Geneva Bible 1560/1599
The Geneva Bible is one of the most influential and historically significant translations of the Bible into English, preceding the King James translation by 51 years. It was the primary Bible of 16th century Protestantism and was the Bible used by William Shakespeare, Oliver Cromwell, John Knox, John Donne, and John Bunyan. The language of the Geneva Bible was more forceful and vigorous and because of this, most readers strongly preferred this version at the time.

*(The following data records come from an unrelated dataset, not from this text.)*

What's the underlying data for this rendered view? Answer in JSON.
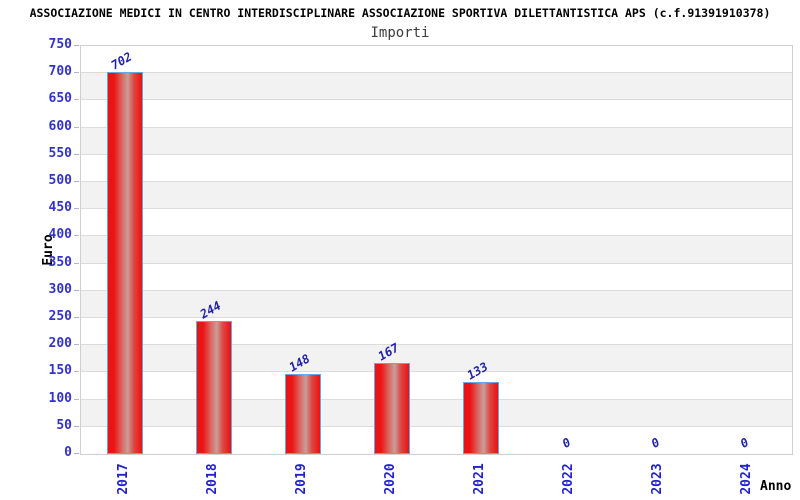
{
  "header": {
    "title": "ASSOCIAZIONE MEDICI IN CENTRO INTERDISCIPLINARE ASSOCIAZIONE SPORTIVA DILETTANTISTICA APS (c.f.91391910378)",
    "subtitle": "Importi"
  },
  "chart_data": {
    "type": "bar",
    "title": "Importi",
    "categories": [
      "2017",
      "2018",
      "2019",
      "2020",
      "2021",
      "2022",
      "2023",
      "2024"
    ],
    "values": [
      702,
      244,
      148,
      167,
      133,
      0,
      0,
      0
    ],
    "xlabel": "Anno",
    "ylabel": "Euro",
    "ylim": [
      0,
      750
    ],
    "ytick_step": 50,
    "grid": true,
    "legend": "none",
    "band_fill": "alternating horizontal stripes per 50 units",
    "colors": {
      "bar_fill": "#ea1212",
      "bar_mid_highlight": "#c99d9a",
      "bar_border": "#64a8e0",
      "axis_tick_text": "#3333cc",
      "category_text": "#2222cc",
      "value_label_text": "#2222aa",
      "band_gray": "#f2f2f2",
      "gridline": "#dcdcdc",
      "plot_border": "#d0d0d0",
      "tick_mark": "#b0b0e0",
      "title_text": "#000000",
      "subtitle_text": "#3c3c3c"
    }
  }
}
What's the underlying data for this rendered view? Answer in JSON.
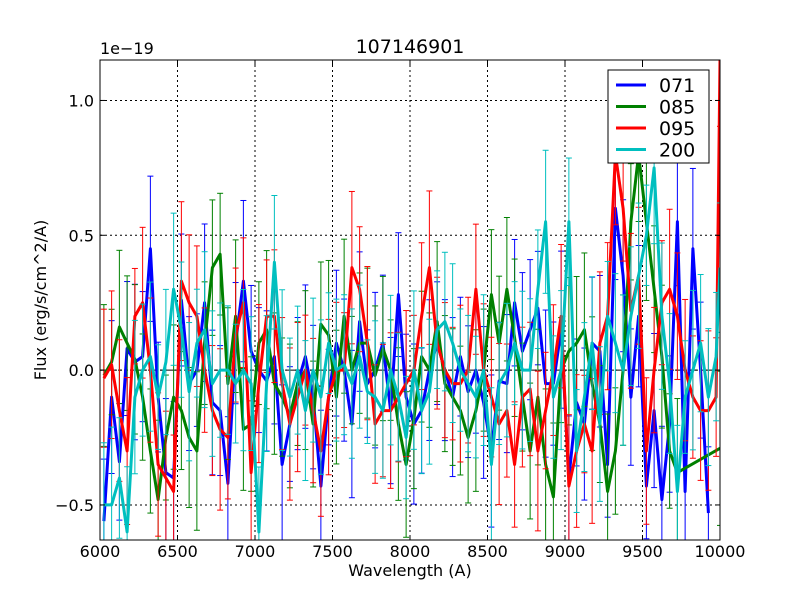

The Geneva Bible was produced by a group of English scholars who, fleeing from the reign of Queen Mary, had found refuge in Switzerland. During the reign of Queen Mary, no Bibles were printed in England, the English Bible was no longer used in churches and English Bibles already in churches were removed and burned. Mary was determined to return Britain to Roman Catholicism.
The first English Protestant to die during Mary's turbulent reign was John Rogers in 1555, who had been the editor of the Matthews Bible. At this time, hundreds of Protestants left England and headed for Geneva, a city which under the leadership of Calvin, had become the intellectual and spiritual capital of European Protestants.
One of these exiles was William Whittingham, a fellow of Christ Church at Oxford University, who had been a diplomat, a courtier, was much traveled and skilled in many languages including Greek and Hebrew. He eventually succeeded John Knox as the minister of the English congregation in Geneva. Whittingham went on to publish the 1560 Geneva Bible.
This version is significant because, it came with a variety of scriptural study guides and aids, which included verse citations that allow the reader to cross-reference one verse with numerous relevant verses in the rest of the Bible, introductions to each book of the Bible that acted to summarize all of the material that each book would cover, maps, tables, woodcut illustrations, indices, as well as other included features, all of which would eventually lead to the reputation of the Geneva Bible as history's very first study Bible.